I sat on the couch and clutched the pillow against my chest.

Dr. LaForte pulled over a wooden chair and sat across from me. She was tall, and the sharp angles of her body made her seem stiff rather than sleek.

“So, what would you like me to call you?” she asked.

The smile drained off my face. I felt the muscles in my shoulders clench. A defensive posture. “What do you mean?” My name was Kristin Lattimer. Not Kristopher. Didn’t she understand that I was a girl?

“Oh, sometimes my clients are very picky about their nicknames. Do you prefer Kristin, or Krissy? Or should I just call you Miss Lattimer?”

I forced my shoulder muscles to relax. “Kristin is fine, Dr. LaForte. Krissy, too.”

“All right, Kristin. Feel free to call me Susan if you so desire. Now that we’ve introduced ourselves, how may I help you today?”

God, I was so sick of open-ended questions. “Did Dr. Cheng not tell you why I was coming?”

“She gave me some of the medical details, yes, but I’m more interested in hearing from you what you hope to gain from therapy.”

I shrugged. What did people normally want from therapy? “To figure things out,” I said. “So I can be happy again.” Or, at least, feel less crappy.

“Both very valid goals. Can you tell me a bit about what’s making you unhappy?”

“I don’t even know where to start.”

“How about whatever comes to mind?”

For several moments I didn’t speak.
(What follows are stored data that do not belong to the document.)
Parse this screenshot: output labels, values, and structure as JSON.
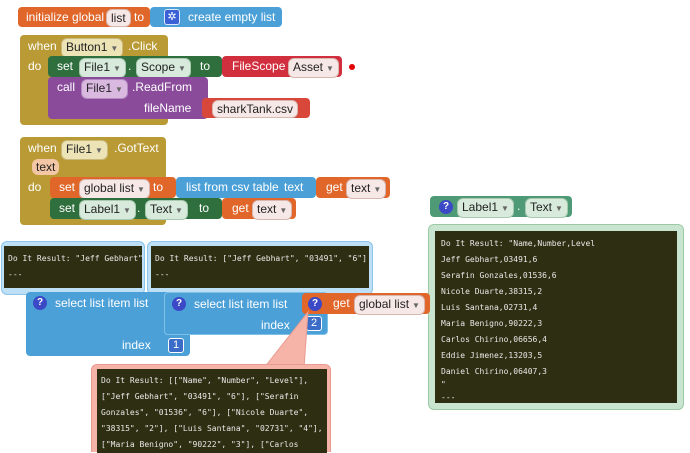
{
  "init_block": {
    "initialize": "initialize global",
    "var": "list",
    "to": "to",
    "create_empty_list": "create empty list"
  },
  "button_click": {
    "when": "when",
    "component": "Button1",
    "event": ".Click",
    "do": "do",
    "set": "set",
    "file_component": "File1",
    "property": "Scope",
    "to": "to",
    "filescope": "FileScope",
    "asset": "Asset",
    "call": "call",
    "call_component": "File1",
    "method": ".ReadFrom",
    "filename_label": "fileName",
    "filename_value": "sharkTank.csv"
  },
  "gottext": {
    "when": "when",
    "component": "File1",
    "event": ".GotText",
    "param": "text",
    "do": "do",
    "set1": "set",
    "var1": "global list",
    "to1": "to",
    "list_from_csv": "list from csv table",
    "text_label": "text",
    "get1": "get",
    "get1_var": "text",
    "set2": "set",
    "component2": "Label1",
    "property2": "Text",
    "to2": "to",
    "get2": "get",
    "get2_var": "text"
  },
  "label_getter": {
    "component": "Label1",
    "property": "Text"
  },
  "result_jeff": {
    "lines": [
      "Do It Result: \"Jeff Gebhart\"",
      "---"
    ]
  },
  "result_row": {
    "lines": [
      "Do It Result: [\"Jeff Gebhart\", \"03491\", \"6\"]",
      "---"
    ]
  },
  "result_label": {
    "lines": [
      "Do It Result: \"Name,Number,Level",
      "Jeff Gebhart,03491,6",
      "Serafin Gonzales,01536,6",
      "Nicole Duarte,38315,2",
      "Luis Santana,02731,4",
      "Maria Benigno,90222,3",
      "Carlos Chirino,06656,4",
      "Eddie Jimenez,13203,5",
      "Daniel Chirino,06407,3",
      "\"",
      "---"
    ]
  },
  "result_list": {
    "lines": [
      "Do It Result: [[\"Name\", \"Number\", \"Level\"],",
      "[\"Jeff Gebhart\", \"03491\", \"6\"], [\"Serafin",
      "Gonzales\", \"01536\", \"6\"], [\"Nicole Duarte\",",
      "\"38315\", \"2\"], [\"Luis Santana\", \"02731\", \"4\"],",
      "[\"Maria Benigno\", \"90222\", \"3\"], [\"Carlos"
    ]
  },
  "select_outer": {
    "label": "select list item  list",
    "index_label": "index",
    "index_value": "1"
  },
  "select_inner": {
    "label": "select list item  list",
    "index_label": "index",
    "index_value": "2"
  },
  "get_global": {
    "get": "get",
    "var": "global list"
  },
  "colors": {
    "variables": "#e0662a",
    "lists": "#4ca0d8",
    "file": "#8a4b9b",
    "control": "#b99a35",
    "label": "#2d7a45",
    "setter": "#2f6f3d",
    "label_getter": "#4f9a76",
    "scope_red": "#d22f3e",
    "text": "#d9473b",
    "error": "#e00000"
  }
}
I stared at the intricate pattern embroidered on the pillow I clutched. It looked hand-stitched—there were slightly crooked stitches here and there—and I wondered idly how many hours its maker had spent hunched over it with a needle and thread.

“Did you make this?” I asked Dr. LaForte, holding up the pillow.

She didn’t seem surprised by my question, but I guess therapists are trained that way. “Not me. A very dear friend gave it to me as a wedding gift. When she passed away a few years ago I brought it here to my office to remind me of her.”